A paper published on Monday by Duke University researchers found that gas drilling in northeastern Pennsylvania did not contaminate nearby drinking water wells with salty water, which is a byproduct of the drilling.
"These results reinforce our earlier work showing no evidence of brine contamination from shale gas exploration," said Robert Jackson, director of Duke's Center on Global Change and a co-author of the paper, which appeared online in the Proceedings of the National Academy of Sciences. The team evaluated 426 samples from groundwater aquifers in six counties.
The findings are noteworthy because last year the same Duke team found evidence that methane from gas wells had contaminated drinking water in Pennsylvania. That prompted harsh criticism from the top official at the state Department of Environmental Protection, who accused the researchers of bias and shoddy science.
Department of Environmental Protection spokesman Kevin Sunday said the agency was still reviewing the new study, but an industry group welcomed the results.
"This research demonstrates that freshwater aquifers in northeastern Pennsylvania have not been impacted by natural gas development activities," said Kathryn Klaber, president of the Marcellus Shale Coalition.
The Marcellus Shale is a gas-rich rock formation thousands of feet under large parts of Pennsylvania, New York, Ohio and West Virginia. Over the past five years, advances in drilling technology made the gas accessible, leading to a boom in production, jobs, and profits — and concerns about pollution.
The gas is pulled from the ground through a process called hydraulic fracturing, or fracking, in which large volumes of water, plus sand and chemicals, are injected deep underground to break shale apart and free the gas.
Environmentalists have claimed the brine water that comes up with the gas, the gas itself or the chemicals could pollute drinking water aquifers. The industry and many state and federal officials say the practice is safe when done properly, but there have also been cases where faulty wells did cause pollution.
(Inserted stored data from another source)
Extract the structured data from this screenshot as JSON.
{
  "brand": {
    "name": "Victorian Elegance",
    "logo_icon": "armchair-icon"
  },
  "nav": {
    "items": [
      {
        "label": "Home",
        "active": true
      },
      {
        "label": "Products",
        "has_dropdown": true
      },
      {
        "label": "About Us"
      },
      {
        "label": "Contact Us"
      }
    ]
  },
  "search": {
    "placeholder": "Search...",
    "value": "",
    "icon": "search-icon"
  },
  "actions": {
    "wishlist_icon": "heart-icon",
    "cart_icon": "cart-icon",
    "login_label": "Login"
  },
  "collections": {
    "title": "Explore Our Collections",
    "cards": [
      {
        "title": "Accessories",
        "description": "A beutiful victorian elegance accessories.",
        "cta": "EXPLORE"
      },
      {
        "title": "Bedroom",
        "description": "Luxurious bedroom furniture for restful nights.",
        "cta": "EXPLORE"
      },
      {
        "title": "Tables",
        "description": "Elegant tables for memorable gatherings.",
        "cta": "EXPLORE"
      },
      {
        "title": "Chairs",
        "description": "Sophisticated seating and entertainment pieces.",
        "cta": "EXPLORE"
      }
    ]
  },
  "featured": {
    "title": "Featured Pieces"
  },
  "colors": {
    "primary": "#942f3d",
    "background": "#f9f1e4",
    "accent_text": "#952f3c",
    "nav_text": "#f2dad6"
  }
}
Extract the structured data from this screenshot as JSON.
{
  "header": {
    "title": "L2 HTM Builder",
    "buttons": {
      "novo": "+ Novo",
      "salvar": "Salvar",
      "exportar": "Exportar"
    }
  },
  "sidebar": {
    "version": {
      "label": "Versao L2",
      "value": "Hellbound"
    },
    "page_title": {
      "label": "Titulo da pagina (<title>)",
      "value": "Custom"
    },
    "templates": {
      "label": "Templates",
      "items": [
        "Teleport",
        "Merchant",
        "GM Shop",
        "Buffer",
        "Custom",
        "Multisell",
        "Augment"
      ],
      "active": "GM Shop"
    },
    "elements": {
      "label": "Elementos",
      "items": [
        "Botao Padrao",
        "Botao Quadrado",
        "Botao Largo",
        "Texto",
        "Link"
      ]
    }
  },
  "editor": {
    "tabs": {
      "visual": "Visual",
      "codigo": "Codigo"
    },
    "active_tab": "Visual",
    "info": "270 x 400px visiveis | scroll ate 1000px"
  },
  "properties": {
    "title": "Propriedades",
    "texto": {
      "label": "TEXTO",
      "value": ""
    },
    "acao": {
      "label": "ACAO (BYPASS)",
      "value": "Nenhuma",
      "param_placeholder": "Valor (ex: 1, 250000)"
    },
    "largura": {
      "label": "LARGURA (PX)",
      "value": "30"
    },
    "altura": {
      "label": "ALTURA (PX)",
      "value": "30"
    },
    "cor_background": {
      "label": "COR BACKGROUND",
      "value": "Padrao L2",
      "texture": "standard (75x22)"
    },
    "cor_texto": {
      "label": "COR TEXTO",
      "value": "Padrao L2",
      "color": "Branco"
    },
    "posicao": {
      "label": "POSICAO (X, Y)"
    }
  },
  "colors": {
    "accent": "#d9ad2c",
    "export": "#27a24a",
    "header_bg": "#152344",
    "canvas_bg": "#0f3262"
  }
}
Avner Vengosh, the new paper's lead author, said researchers are still in the early stages of understanding the links among reservoirs of deep brine, surface aquifers and gas drilling. The industry has long claimed that the final drilling takes place so far underground that fluids could never reach the surface.
But Vengosh said the research found that naturally-occurring pathways can bring the brine up into shallow aquifers, especially at the bottom of valleys. That could mean some areas are naturally more at risk of groundwater contamination from drilling, he said.
One groundwater expert said some, but not all, of the Duke findings seem to match existing research.
"They're basically supporting a lot of the things I found," said David Wunsch, Delaware's state geologist and the director of science and technology for the National Groundwater Association. He wrote a 1993 paper that looked at brine in Kentucky valley bottoms.
But Wunsch said the Duke team's claim that the shallow brine is coming from deep underground may be too simplistic.
"There's a lot of work already out here, they just haven't looked at it all," he said of research into Marcellus Shale gas drilling, adding that the Duke team may be "re-examining something that might have already been explained."
Wunsch believes it is more likely that the reservoirs of brine in valleys have been there for a long time, and he questioned the theory that much of that fluid comes from deep underground.
The Duke team still plans to analyze the recent water samples for evidence of fracking chemicals, Vengosh said. Their paper last year didn't find any evidence of those chemicals in water wells.
John Detwiler, an activist with Marcellus Protest, a group critical of fracking, declined to comment on the Duke study.
George Jugovic, president of PennFuture, an environmental group, said the potential for natural pathways to bring deep brine to surface areas raises concerns about whether fracking in some areas could increase the risks of such contamination.